During a trial at Leeds Crown Court lasting three weeks the jury heard the boys had become "fascinated" with Harris and Klebold, which was the catalyst for their deadly plot.
"They intended to shoot and kill other pupils and teachers against whom they held a grievance," prosecutor Paul Greaney QC said.
"They also, like their heroes, intended to deploy explosives and researched bombing-making techniques to that end."
He said petrol and a bag of screws were found in an abandoned shack used as a hideout by the older boy, and they both downloaded a bomb-making manual from the internet.
The jury was also shown a conversation between the boys from May 2017, in which one told the other: "I can't be bothered anymore."
His accomplice replied: "Why not take some others out as well?" and added: "If you're gonna kill yourself, shoot up the school."
The older defendant was also said to have kept a "kill list" underneath his bed and a diary in which he discussed his motivations for wanting to carry out an attack.

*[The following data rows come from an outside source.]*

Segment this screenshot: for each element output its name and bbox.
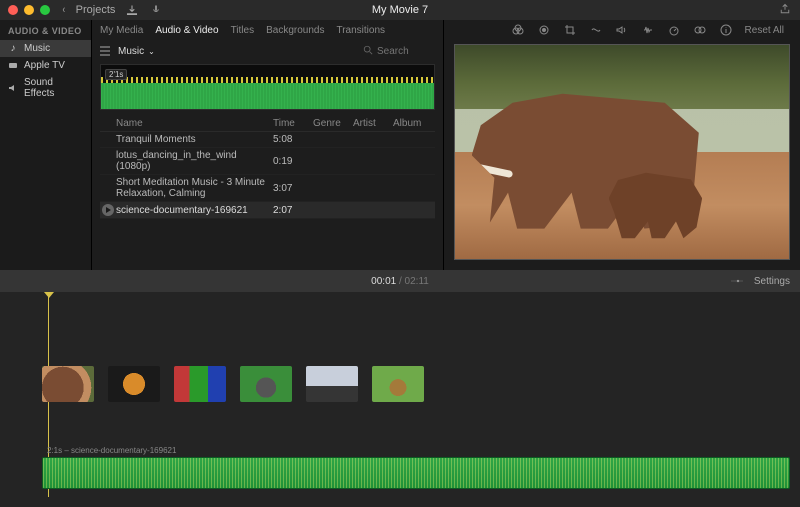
timeline[interactable]: 2:1s – science-documentary-169621 (0, 292, 800, 507)
preview-frame[interactable] (454, 44, 790, 260)
waveform-peaks (101, 77, 434, 82)
timeline-toolbar: 00:01 / 02:11 Settings (0, 270, 800, 292)
timeline-settings-button[interactable]: Settings (754, 276, 790, 287)
preview-elephant-calf (609, 169, 703, 242)
track-time: 2:07 (273, 205, 313, 216)
volume-icon[interactable] (615, 23, 629, 37)
video-clips-row (42, 366, 424, 402)
play-track-button[interactable] (102, 204, 114, 216)
back-chevron-icon[interactable]: ‹ (63, 4, 66, 16)
browser-tabs: My Media Audio & Video Titles Background… (92, 20, 443, 40)
speaker-icon (8, 83, 18, 93)
music-note-icon: ♪ (8, 44, 18, 54)
video-clip-impala[interactable] (372, 366, 424, 402)
tab-my-media[interactable]: My Media (100, 25, 143, 36)
track-row[interactable]: Tranquil Moments 5:08 (100, 132, 435, 148)
tracks-header: Name Time Genre Artist Album (100, 116, 435, 132)
track-name: Short Meditation Music - 3 Minute Relaxa… (116, 177, 273, 199)
tab-backgrounds[interactable]: Backgrounds (266, 25, 324, 36)
sidebar-heading: AUDIO & VIDEO (0, 20, 91, 40)
media-browser: My Media Audio & Video Titles Background… (92, 20, 444, 270)
info-icon[interactable] (719, 23, 733, 37)
library-sidebar: AUDIO & VIDEO ♪ Music Apple TV Sound Eff… (0, 20, 92, 270)
chevron-down-icon: ⌄ (148, 47, 155, 56)
tab-audio-video[interactable]: Audio & Video (155, 25, 218, 36)
tab-titles[interactable]: Titles (231, 25, 255, 36)
sidebar-item-label: Sound Effects (24, 77, 83, 99)
preview-viewer: Reset All (444, 20, 800, 270)
sidebar-item-label: Music (24, 43, 50, 54)
viewer-toolbar: Reset All (444, 20, 800, 40)
waveform-duration-tag: 2'1s (105, 69, 127, 80)
video-clip-penguin[interactable] (306, 366, 358, 402)
track-name: science-documentary-169621 (116, 205, 273, 216)
close-window-button[interactable] (8, 5, 18, 15)
track-row[interactable]: lotus_dancing_in_the_wind (1080p) 0:19 (100, 148, 435, 175)
share-icon[interactable] (778, 2, 792, 16)
audio-clip-waveform (43, 458, 789, 488)
import-media-icon[interactable] (125, 3, 139, 17)
reset-all-button[interactable]: Reset All (745, 25, 784, 36)
source-dropdown[interactable]: Music ⌄ (118, 46, 155, 57)
noise-icon[interactable] (641, 23, 655, 37)
sidebar-item-label: Apple TV (24, 60, 65, 71)
browser-toolbar: Music ⌄ (92, 40, 443, 62)
search-icon (363, 45, 373, 58)
track-row[interactable]: Short Meditation Music - 3 Minute Relaxa… (100, 175, 435, 202)
filter-icon[interactable] (693, 23, 707, 37)
crop-icon[interactable] (563, 23, 577, 37)
apple-tv-icon (8, 61, 18, 71)
time-current: 00:01 (371, 276, 396, 287)
source-label: Music (118, 46, 144, 57)
back-to-projects-button[interactable]: Projects (76, 4, 116, 16)
track-name: lotus_dancing_in_the_wind (1080p) (116, 150, 273, 172)
zoom-slider-icon[interactable] (730, 274, 744, 288)
sidebar-item-music[interactable]: ♪ Music (0, 40, 91, 57)
video-clip-parrots[interactable] (174, 366, 226, 402)
minimize-window-button[interactable] (24, 5, 34, 15)
time-display: 00:01 / 02:11 (371, 276, 429, 287)
col-name[interactable]: Name (116, 118, 273, 129)
sidebar-item-apple-tv[interactable]: Apple TV (0, 57, 91, 74)
track-time: 3:07 (273, 183, 313, 194)
video-clip-ape[interactable] (240, 366, 292, 402)
track-time: 0:19 (273, 156, 313, 167)
video-clip-elephants[interactable] (42, 366, 94, 402)
window-controls (8, 5, 50, 15)
tracks-table: Name Time Genre Artist Album Tranquil Mo… (92, 112, 443, 219)
list-view-icon[interactable] (98, 44, 112, 58)
track-time: 5:08 (273, 134, 313, 145)
color-correct-icon[interactable] (537, 23, 551, 37)
col-artist[interactable]: Artist (353, 118, 393, 129)
waveform-body (101, 83, 434, 109)
tab-transitions[interactable]: Transitions (336, 25, 385, 36)
record-voiceover-icon[interactable] (149, 3, 163, 17)
stabilize-icon[interactable] (589, 23, 603, 37)
waveform-preview[interactable]: 2'1s (100, 64, 435, 110)
col-time[interactable]: Time (273, 118, 313, 129)
track-name: Tranquil Moments (116, 134, 273, 145)
color-balance-icon[interactable] (511, 23, 525, 37)
col-genre[interactable]: Genre (313, 118, 353, 129)
sidebar-item-sound-effects[interactable]: Sound Effects (0, 74, 91, 102)
zoom-window-button[interactable] (40, 5, 50, 15)
audio-clip-label: 2:1s – science-documentary-169621 (47, 446, 176, 455)
upper-region: AUDIO & VIDEO ♪ Music Apple TV Sound Eff… (0, 20, 800, 270)
speed-icon[interactable] (667, 23, 681, 37)
audio-clip[interactable]: 2:1s – science-documentary-169621 (42, 457, 790, 489)
col-album[interactable]: Album (393, 118, 433, 129)
window-titlebar: ‹ Projects My Movie 7 (0, 0, 800, 20)
window-title: My Movie 7 (372, 4, 428, 16)
video-clip-tiger[interactable] (108, 366, 160, 402)
search-field[interactable] (363, 45, 437, 58)
search-input[interactable] (377, 46, 437, 57)
time-total: 02:11 (405, 276, 429, 287)
track-row[interactable]: science-documentary-169621 2:07 (100, 202, 435, 219)
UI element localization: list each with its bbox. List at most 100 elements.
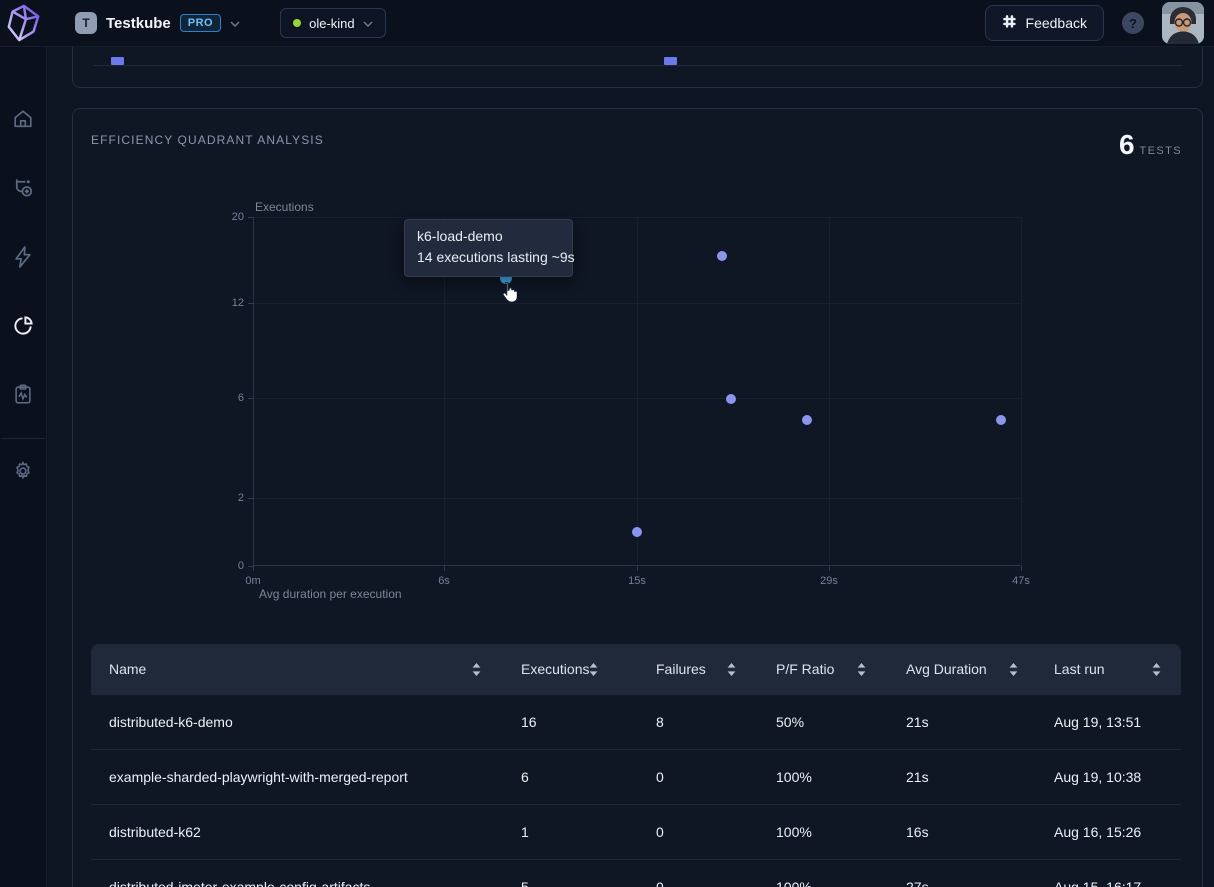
home-icon — [12, 108, 34, 135]
topbar: T Testkube PRO ole-kind — [0, 0, 1214, 47]
column-header-name[interactable]: Name — [91, 661, 521, 677]
y-tick-label: 2 — [238, 492, 244, 504]
sidebar-divider — [1, 438, 45, 439]
y-tick — [248, 217, 253, 218]
column-header-executions[interactable]: Executions — [521, 661, 656, 677]
scatter-point[interactable] — [726, 394, 736, 404]
sort-icon[interactable] — [589, 663, 598, 676]
y-tick — [248, 566, 253, 567]
x-tick — [1021, 566, 1022, 571]
gridline — [253, 217, 1021, 218]
question-mark-icon: ? — [1129, 16, 1137, 31]
org-switcher[interactable]: T Testkube PRO — [75, 12, 240, 34]
cell-avg-duration: 21s — [906, 714, 1054, 730]
environment-select[interactable]: ole-kind — [280, 8, 386, 38]
x-tick-label: 6s — [438, 575, 450, 587]
cell-last-run: Aug 16, 15:26 — [1054, 824, 1181, 840]
cell-name: distributed-k62 — [91, 824, 521, 840]
cell-pf-ratio: 50% — [776, 714, 906, 730]
chart-tooltip: k6-load-demo 14 executions lasting ~9s — [404, 219, 573, 277]
cell-executions: 6 — [521, 769, 656, 785]
x-tick-label: 29s — [820, 575, 838, 587]
x-tick — [444, 566, 445, 571]
cell-avg-duration: 27s — [906, 879, 1054, 887]
sidebar-item-insights[interactable] — [7, 312, 39, 344]
table-row[interactable]: distributed-jmeter-example-config-artifa… — [91, 859, 1181, 887]
cell-failures: 0 — [656, 769, 776, 785]
sort-icon[interactable] — [727, 663, 736, 676]
x-tick-label: 0m — [245, 575, 260, 587]
scatter-point[interactable] — [632, 527, 642, 537]
cell-avg-duration: 21s — [906, 769, 1054, 785]
sidebar-item-settings[interactable] — [7, 457, 39, 489]
column-header-pf-ratio[interactable]: P/F Ratio — [776, 661, 906, 677]
artifacts-report-icon — [12, 383, 34, 411]
cell-last-run: Aug 19, 13:51 — [1054, 714, 1181, 730]
mini-bar — [111, 57, 124, 65]
panel-title: EFFICIENCY QUADRANT ANALYSIS — [91, 133, 324, 147]
user-avatar[interactable] — [1162, 2, 1204, 44]
y-tick — [248, 303, 253, 304]
gridline — [253, 398, 1021, 399]
sidebar-item-create-test[interactable] — [7, 174, 39, 206]
tooltip-title: k6-load-demo — [417, 226, 560, 247]
gridline — [253, 498, 1021, 499]
efficiency-quadrant-card: EFFICIENCY QUADRANT ANALYSIS 6 TESTS Exe… — [72, 108, 1203, 887]
tests-count: 6 TESTS — [1119, 129, 1182, 161]
y-tick-label: 12 — [232, 297, 244, 309]
gridline — [637, 217, 638, 566]
runs-lightning-icon — [12, 245, 34, 274]
org-avatar: T — [75, 12, 97, 34]
gridline — [829, 217, 830, 566]
feedback-label: Feedback — [1026, 15, 1087, 31]
sort-icon[interactable] — [472, 663, 481, 676]
testkube-logo-icon[interactable] — [0, 0, 47, 47]
sort-icon[interactable] — [1009, 663, 1018, 676]
cell-pf-ratio: 100% — [776, 769, 906, 785]
cell-pf-ratio: 100% — [776, 824, 906, 840]
settings-gear-icon — [12, 460, 34, 487]
chevron-down-icon — [230, 14, 240, 32]
sidebar-item-artifacts[interactable] — [7, 381, 39, 413]
cell-name: distributed-jmeter-example-config-artifa… — [91, 879, 521, 887]
sort-icon[interactable] — [1152, 663, 1161, 676]
x-axis-title: Avg duration per execution — [259, 587, 402, 601]
table-row[interactable]: distributed-k62 1 0 100% 16s Aug 16, 15:… — [91, 804, 1181, 859]
table-row[interactable]: example-sharded-playwright-with-merged-r… — [91, 749, 1181, 804]
scatter-point[interactable] — [802, 415, 812, 425]
table-row[interactable]: distributed-k6-demo 16 8 50% 21s Aug 19,… — [91, 694, 1181, 749]
x-tick-label: 15s — [628, 575, 646, 587]
x-tick-label: 47s — [1012, 575, 1030, 587]
card-header: EFFICIENCY QUADRANT ANALYSIS 6 TESTS — [73, 109, 1202, 161]
help-button[interactable]: ? — [1122, 12, 1144, 34]
cursor-pointer-icon — [500, 281, 517, 307]
mini-axis-line — [93, 65, 1182, 66]
cell-executions: 1 — [521, 824, 656, 840]
y-tick — [248, 398, 253, 399]
column-header-failures[interactable]: Failures — [656, 661, 776, 677]
scatter-point[interactable] — [996, 415, 1006, 425]
y-axis-title: Executions — [255, 200, 314, 214]
sidebar-item-home[interactable] — [7, 105, 39, 137]
testkube-dashboard: T Testkube PRO ole-kind — [0, 0, 1214, 887]
sort-icon[interactable] — [857, 663, 866, 676]
slack-icon — [1002, 14, 1017, 32]
org-name: Testkube — [106, 15, 171, 32]
cell-failures: 0 — [656, 879, 776, 887]
scatter-plot: Executions Avg duration per execution k6… — [253, 217, 1021, 566]
feedback-button[interactable]: Feedback — [985, 5, 1104, 41]
scatter-point[interactable] — [717, 251, 727, 261]
environment-status-dot — [293, 19, 301, 27]
x-tick — [829, 566, 830, 571]
column-header-avg-duration[interactable]: Avg Duration — [906, 661, 1054, 677]
environment-name: ole-kind — [309, 16, 355, 31]
sidebar-item-runs[interactable] — [7, 243, 39, 275]
topbar-right: Feedback ? — [985, 2, 1204, 44]
gridline — [253, 303, 1021, 304]
y-tick — [248, 498, 253, 499]
y-tick-label: 0 — [238, 560, 244, 572]
cell-last-run: Aug 15, 16:17 — [1054, 879, 1181, 887]
cell-failures: 0 — [656, 824, 776, 840]
column-header-last-run[interactable]: Last run — [1054, 661, 1181, 677]
cell-name: example-sharded-playwright-with-merged-r… — [91, 769, 521, 785]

The court heard he described his then girlfriend as "his Dylan Klebold" and encouraged her to give him access to her father's shotguns.
The plot was uncovered when the younger boy told a schoolgirl via Snapchat they were planning to carry out a shooting.
When she asked if he was joking, he responded: "No. No one innocent will die. We promise."
He later told a teacher he needed to "eliminate" people at the school as they were "infecting the gene pool".
Neither boy gave evidence during the trial.
'Interest in violence'
The judge, Mrs Justice Cheema-Grubb, adjourned the sentencing to a later date.
Det Supt Martin Snowden, head of Counter Terrorism Policing North East, said the boys had shown a "very real interest in violence" and a "desire to act out their fascinations".
He said: "Disturbingly, they had gone beyond the fantasy and had begun to take very real steps towards making it a reality.
"Whatever their motivation, the intent of the defendants and the direction of their actions, placed others at risk.
"Thankfully, we'll never know if they'd have followed through with their plan."